Der Nationalrat hat am Dienstagabend mit den Stimmen von Koalition und NEOS eine Reform des Strafgesetzbuchs verabschiedet. Ziel der umfangreichen Novelle ist eine bessere Straf-Balance zwischen Vermögens- und Gewaltdelikten. Zudem wird Cybermobbing strafbar, ebenso bisher nicht geahndete sexuelle Übergriffe wie das Po-Grapschen.

"Modernes Strafrecht auf Höhe der Zeit"

SP-Justizsprecher Hannes Jarolim zeigte sich mit der Vorlage zufrieden. Es handle sich um ein gutes und breit getragenes Ergebnis.

VP-Justizsprecherin Michaela Steinacker betonte, dass die Novelle mit viel Fingerspitzengefühl erstellt worden sei. Es sei gelungen, ein "modernes Strafrecht auf der Höhe der Zeit" zu etablieren. Was die "Verletzung der sexuellen Selbstbestimmung" betrifft, mit der auch Fälle strafbar werden, in denen sich Opfer aus Angst nicht wehren, sprach Steinacker von einem ganz wichtigen Zeichen für all jene, die solche Übergriffe erlebt hätten. Der Po-Grapsch-Paragraf, der entwürdigende Berührungen an Körperstellen, die der Geschlechtssphäre zugeordnet werden, sanktioniert, hätte für die Justizsprecherin dagegen auch im Verwaltungsrecht gereicht.

Dabei ist just letzterer - von Frauenministerin Gabriele Heinisch-Hosek (SPÖ) forcierter - Punkt einer jener, bei denen die Grünen noch am wenigsten auszusetzen hatten. Ansonsten kritisierte Justizsprecher Albert Steinhauser eine Wankelmütigkeit des Ministers, der Vorschläge immer wieder zurückgezogen habe. Besonders stört ihn die Neuregelung der Untreue: für Steinhauser Anlassgesetzgebung per excellence in der Causa Meinl, durch die der Banker Julius Meinl profitieren könnte.

Kritik an Anhebung der Wertgrenzen

Anderes störte die Freiheitlichen mehr. Deren Justizsprecher Harald Stefan kritisierte, dass die Anhebung der Wertgrenzen bei den Vermögensdelikten auf 300.000 Euro einfach zu weit gehe. Ebenfalls abgelehnt werden von der FPÖ Aufweichungen im Suchtmittelgesetz als "gesellschaftspolitisch falscher Ansatz". Damit bezog sich Stefan auf die Neuregelung, wonach Kauf und Besitz von Kleinstmengen für den Eigengebrauch nicht mehr automatisch zur Strafanzeige führen, wenn die Betroffenen mit den Gesundheitsbehörden kooperieren.

Den Untreue-Paragrafen hatte sich wiederum das Team Stronach ausgesucht, um seinen Unmut über die Gesetzesvorlage zu erläutern. Dieser biete viel Spielraum, um wirtschaftlich unfreundliche Urteile setzen zu können, meinte Mandatarin Kathrin Nachbaur. Man könne nicht mit dem Strafgesetzbuch gegen unternehmerische Fehlentscheidungen losziehen.
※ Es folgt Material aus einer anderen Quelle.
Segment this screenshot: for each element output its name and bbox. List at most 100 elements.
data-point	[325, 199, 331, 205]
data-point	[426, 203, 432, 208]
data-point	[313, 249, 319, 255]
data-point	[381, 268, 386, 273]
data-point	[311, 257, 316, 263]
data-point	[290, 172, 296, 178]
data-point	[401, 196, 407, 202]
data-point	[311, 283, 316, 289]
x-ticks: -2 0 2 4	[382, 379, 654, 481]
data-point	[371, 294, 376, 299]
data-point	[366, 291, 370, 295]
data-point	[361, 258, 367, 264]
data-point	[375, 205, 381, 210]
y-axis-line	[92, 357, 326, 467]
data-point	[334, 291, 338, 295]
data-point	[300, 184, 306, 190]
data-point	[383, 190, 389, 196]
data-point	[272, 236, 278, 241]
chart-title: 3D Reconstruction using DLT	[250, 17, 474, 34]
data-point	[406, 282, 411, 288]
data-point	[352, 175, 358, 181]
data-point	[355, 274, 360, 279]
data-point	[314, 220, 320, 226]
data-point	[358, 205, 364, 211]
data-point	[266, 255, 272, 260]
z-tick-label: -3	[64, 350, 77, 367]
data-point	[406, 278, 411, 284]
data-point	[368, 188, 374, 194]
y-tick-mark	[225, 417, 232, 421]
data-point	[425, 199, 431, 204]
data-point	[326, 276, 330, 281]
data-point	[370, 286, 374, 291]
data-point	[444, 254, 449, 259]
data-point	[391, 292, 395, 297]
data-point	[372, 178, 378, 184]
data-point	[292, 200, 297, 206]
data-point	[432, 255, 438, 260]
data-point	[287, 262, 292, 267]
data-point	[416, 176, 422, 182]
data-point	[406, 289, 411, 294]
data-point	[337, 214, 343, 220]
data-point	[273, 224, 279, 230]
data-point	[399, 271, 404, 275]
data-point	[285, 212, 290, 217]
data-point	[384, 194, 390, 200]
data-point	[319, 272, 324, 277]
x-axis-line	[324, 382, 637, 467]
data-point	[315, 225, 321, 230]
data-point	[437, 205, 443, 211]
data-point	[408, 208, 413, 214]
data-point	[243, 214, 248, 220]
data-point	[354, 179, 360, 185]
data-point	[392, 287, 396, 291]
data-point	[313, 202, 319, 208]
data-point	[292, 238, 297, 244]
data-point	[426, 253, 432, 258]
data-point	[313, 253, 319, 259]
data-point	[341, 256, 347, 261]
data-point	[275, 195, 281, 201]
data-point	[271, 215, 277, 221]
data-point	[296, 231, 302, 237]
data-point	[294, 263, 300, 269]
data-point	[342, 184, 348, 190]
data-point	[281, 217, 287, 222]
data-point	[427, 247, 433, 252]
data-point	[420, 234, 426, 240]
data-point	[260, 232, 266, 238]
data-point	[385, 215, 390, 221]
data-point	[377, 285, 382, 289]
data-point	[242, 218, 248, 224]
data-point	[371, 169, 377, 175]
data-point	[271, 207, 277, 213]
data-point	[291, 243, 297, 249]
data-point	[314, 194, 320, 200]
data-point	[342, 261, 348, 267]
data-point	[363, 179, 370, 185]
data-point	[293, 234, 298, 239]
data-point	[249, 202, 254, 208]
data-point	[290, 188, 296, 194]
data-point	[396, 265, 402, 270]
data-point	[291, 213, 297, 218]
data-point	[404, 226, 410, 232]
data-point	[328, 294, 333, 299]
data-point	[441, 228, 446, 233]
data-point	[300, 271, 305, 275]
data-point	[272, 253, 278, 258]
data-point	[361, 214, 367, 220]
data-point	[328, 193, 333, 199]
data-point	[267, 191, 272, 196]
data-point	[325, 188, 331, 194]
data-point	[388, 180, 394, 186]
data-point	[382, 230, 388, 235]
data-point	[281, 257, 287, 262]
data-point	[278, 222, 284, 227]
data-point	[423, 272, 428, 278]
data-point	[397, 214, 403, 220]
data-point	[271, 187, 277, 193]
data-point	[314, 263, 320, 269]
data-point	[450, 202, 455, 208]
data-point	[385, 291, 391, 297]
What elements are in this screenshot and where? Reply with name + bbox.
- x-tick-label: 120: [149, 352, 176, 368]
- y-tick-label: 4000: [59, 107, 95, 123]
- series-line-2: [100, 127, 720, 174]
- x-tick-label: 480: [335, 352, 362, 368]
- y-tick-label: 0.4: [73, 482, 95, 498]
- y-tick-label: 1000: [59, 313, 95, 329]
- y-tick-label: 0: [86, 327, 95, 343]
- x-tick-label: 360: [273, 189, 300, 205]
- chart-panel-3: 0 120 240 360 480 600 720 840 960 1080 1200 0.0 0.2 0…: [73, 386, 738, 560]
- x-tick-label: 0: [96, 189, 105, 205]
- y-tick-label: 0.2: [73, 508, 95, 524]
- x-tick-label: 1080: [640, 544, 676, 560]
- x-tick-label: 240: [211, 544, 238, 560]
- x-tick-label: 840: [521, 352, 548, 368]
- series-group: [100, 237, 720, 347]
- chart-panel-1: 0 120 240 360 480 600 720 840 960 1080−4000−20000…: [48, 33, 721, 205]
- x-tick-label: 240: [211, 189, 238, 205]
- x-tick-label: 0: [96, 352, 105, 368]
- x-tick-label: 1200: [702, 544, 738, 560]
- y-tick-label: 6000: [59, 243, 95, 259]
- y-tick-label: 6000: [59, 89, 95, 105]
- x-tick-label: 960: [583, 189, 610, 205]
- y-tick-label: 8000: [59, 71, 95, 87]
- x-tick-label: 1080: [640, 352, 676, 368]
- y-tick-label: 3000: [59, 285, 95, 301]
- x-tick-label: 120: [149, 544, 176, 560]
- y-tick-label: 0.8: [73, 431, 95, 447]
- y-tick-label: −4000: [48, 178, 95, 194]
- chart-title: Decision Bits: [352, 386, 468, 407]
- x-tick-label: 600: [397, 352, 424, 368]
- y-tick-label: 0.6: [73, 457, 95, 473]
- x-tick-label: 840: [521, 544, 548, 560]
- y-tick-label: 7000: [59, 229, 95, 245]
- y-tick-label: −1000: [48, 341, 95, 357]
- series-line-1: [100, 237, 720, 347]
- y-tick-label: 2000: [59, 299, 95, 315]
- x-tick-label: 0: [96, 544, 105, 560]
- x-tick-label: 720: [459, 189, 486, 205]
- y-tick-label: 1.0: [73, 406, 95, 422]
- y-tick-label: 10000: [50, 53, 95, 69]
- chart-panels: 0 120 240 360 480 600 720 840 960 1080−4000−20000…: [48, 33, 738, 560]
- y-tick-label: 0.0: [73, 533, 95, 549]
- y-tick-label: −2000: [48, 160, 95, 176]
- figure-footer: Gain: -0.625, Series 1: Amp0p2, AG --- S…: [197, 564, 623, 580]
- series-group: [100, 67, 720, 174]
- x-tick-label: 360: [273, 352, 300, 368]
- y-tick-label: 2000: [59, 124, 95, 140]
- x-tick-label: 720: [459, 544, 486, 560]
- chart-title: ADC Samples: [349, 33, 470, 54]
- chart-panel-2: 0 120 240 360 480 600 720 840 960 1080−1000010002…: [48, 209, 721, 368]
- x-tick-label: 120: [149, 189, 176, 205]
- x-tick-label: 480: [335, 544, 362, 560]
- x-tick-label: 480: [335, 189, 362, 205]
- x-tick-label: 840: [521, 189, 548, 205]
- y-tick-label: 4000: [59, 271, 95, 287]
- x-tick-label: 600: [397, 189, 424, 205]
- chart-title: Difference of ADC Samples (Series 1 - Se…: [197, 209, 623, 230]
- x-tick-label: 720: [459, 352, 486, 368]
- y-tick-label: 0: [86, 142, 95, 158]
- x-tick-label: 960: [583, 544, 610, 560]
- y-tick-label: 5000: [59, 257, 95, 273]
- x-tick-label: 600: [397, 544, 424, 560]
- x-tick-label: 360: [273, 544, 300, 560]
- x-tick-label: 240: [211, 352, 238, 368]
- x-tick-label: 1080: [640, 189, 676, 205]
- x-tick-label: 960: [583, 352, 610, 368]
"Friedenssicherung nach innen und außen"

Dass das Glas halb voll ist, beschlossen die NEOS und unterstützen deshalb die Koalition beim Beschluss der StGB-Reform. Keine rechte Freude hat Justizsprecherin Beate Meinl-Reisinger freilich beispielsweise mit den Wertgrenzen, auf die sie lieber verzichten würde und es stattdessen der Strafzumessung des Richters zu überlasse,n die Schadenshöhe zu berücksichtigen. Außerdem hätte sie sich gewünscht, wenn bei solch einer großen Reform z.B. die Meinungsfreiheit einschränkenden Regelungen entfernt worden wären.

Justizminister Wolfgang Brandstetter (ÖVP) betonte sein Grundanliegen, die Relationen der Strafen neu zu ordnen. Dass da manch ein Vorschlag zurückgezogen bzw. geändert worden sei, habe nichts mit Wankelmütigkeit zu tun sondern mit dem Versuch, einen breiten Konsens zu finden. Denn das Strafgesetzbuch diene der Friedenssicherung nach innen und außen.

Betont wurde vom Ressortchef, dass man durchaus auch neue Schritte gesetzt habe, etwa mit der Strafbarkeit des Cybermobbing.